全日本選抜・10m


ナショナルチーム選考会3日目、としての全日本選手権が、昨日から大阪で開催されている。


平日をこれ以上休んで試合に行くことが憚られて、今日土曜日に全日本選手権に併催される、全日本選抜ARにだけ出場する。
選考会も含めたこれらの大会について、エントリー自体をどうしようかと悩んでいたことを、昨日仕事をしながらふと思い出した。
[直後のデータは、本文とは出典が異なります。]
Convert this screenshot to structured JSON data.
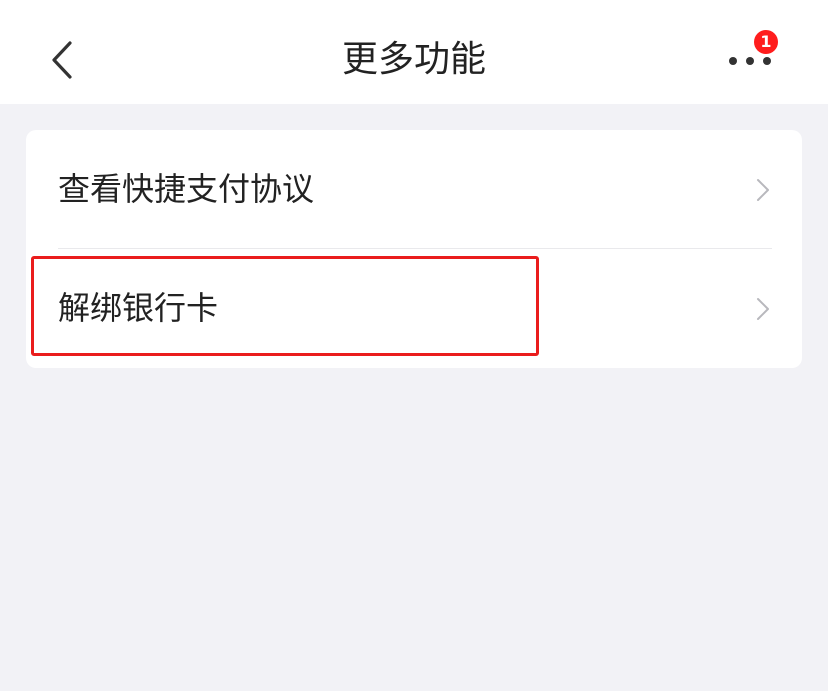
{
  "header": {
    "title": "更多功能",
    "back_icon": "chevron-left-icon",
    "more_icon": "ellipsis-icon",
    "notification_count": "1",
    "badge_color": "#ff1d1d"
  },
  "menu": {
    "items": [
      {
        "label": "查看快捷支付协议",
        "icon": "chevron-right-icon"
      },
      {
        "label": "解绑银行卡",
        "icon": "chevron-right-icon"
      }
    ]
  },
  "colors": {
    "background": "#f2f2f6",
    "card": "#ffffff",
    "text": "#222222",
    "highlight": "#ea1c1c"
  }
}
新潟の屈辱的な成績は、やはり帰ってからも悔しくて、翌日代替休日で仕事がないのをいいことに、まだ新潟で発送した荷物が届かない中、古いジャケットで据銃して、フォームの再確認をした。
次の日からは、また結局仕事が終わるとくたくたで、夜に家事も終えるとフィジカルトレーニングも覚束ない有様で、結局こうでしかないのかと、競技会のときに感じる高揚感や気合だけでは、どうにもならない日常の現実を再認識する1週間になった。
昨晩も、帰宅後に洗濯物を片付け、洗い物を片付け、相方が保育園から連れ帰った娘の世話をしている横で荷物の準備をすれば、もうすっかり夜は更けていた。


それでも、寝入った娘を車に乗せて、相方と共に会場にほど近い相方の実家に向けて車を走らせる中、土曜の試合に出るならば、金曜に移動するよりも木曜に移動した方が試合前のコンディションは整えやすいのではないか、と相方が提案してくれたりするのを、その心遣いがありがたいことだと内心感動しながら、こちらにやって来た。


今朝は、8時半撃ち始め、という非常に厳しいスケジュールだった。
チームメートのSさんを6時過ぎに駅で拾って、7時過ぎに会場入り、7時半までに銃器検査を受けた。


「選考会」ではなく「大会」というだけあって、最高峰とは言え参加者はバラエティに富み、にぎやかで少し違った張りあいがある。
もはや、選考の対象としては見られにくいポジションになっており、現在の自分の「状況」についても、ある程度認識されつくしたところなので、ただ「よりよいパフォーマンスが発揮できるように頑張ろう」という気持ちで臨む。


「構え」に用いる技術が、先日の2試合目を経て、さらに整理された。ようやく視覚的なフィードバックでパフォーマンスを評価し、取捨選択するレベルにまで戻ってきた。
こういうときは撃たない、こういうときは撃つ、という初歩的なことではあるのだが、「何をしたいか」が明確にならないと、それもできないのである。
また、これも「ようやく」なのだが、したいと思うことそれ自体ではなく、その質(再現性や精度)について評価する目が出てきた。
結局、私は今回の一連の選考会を通じて、射撃技術の再構築をせっせとやっていたようなものだ。


得点的には今日も586と、大して見るべきもののない結果に終わり、片や山下選手が599を撃って注目を集めた。
10m一本に絞って私がやろうと思っていたことを、全ての種目において国内トップを維持している彼に先んじられる、という現実に直面する「おまけ」まで、今回はついたことになる。


それでも、「すべきこと」としての技術については、新しい次元で作り直せた手応えがある。
それは、ぎりぎり8位で進出した決勝の中でも確かめられた。3日間で築いたものが一瞬完成したようにすら感じた。
ファイナル特有の緊張で感覚をうまく拾えず、始めにこそいつものように失点してしまったが、その後はこれまで経験したことのない高い制御ができて、7発を10.5以上でまとめて、最終的に102.2までスコアを押し上げた。


パフォーマンスの「スタミナ」に関心を移していけるような気がしている。
やっとこれから、「練習」が始まるのかも知れない。


今日は7位、トリプルマッチのナショナルチーム選考会としては5位、という現実は甘くないが、振り返れば思ったよりも相対的に「善戦」だった。
冬のランクリストの時期に力をつけて、3月の日本選手権は頑張りたいと思う。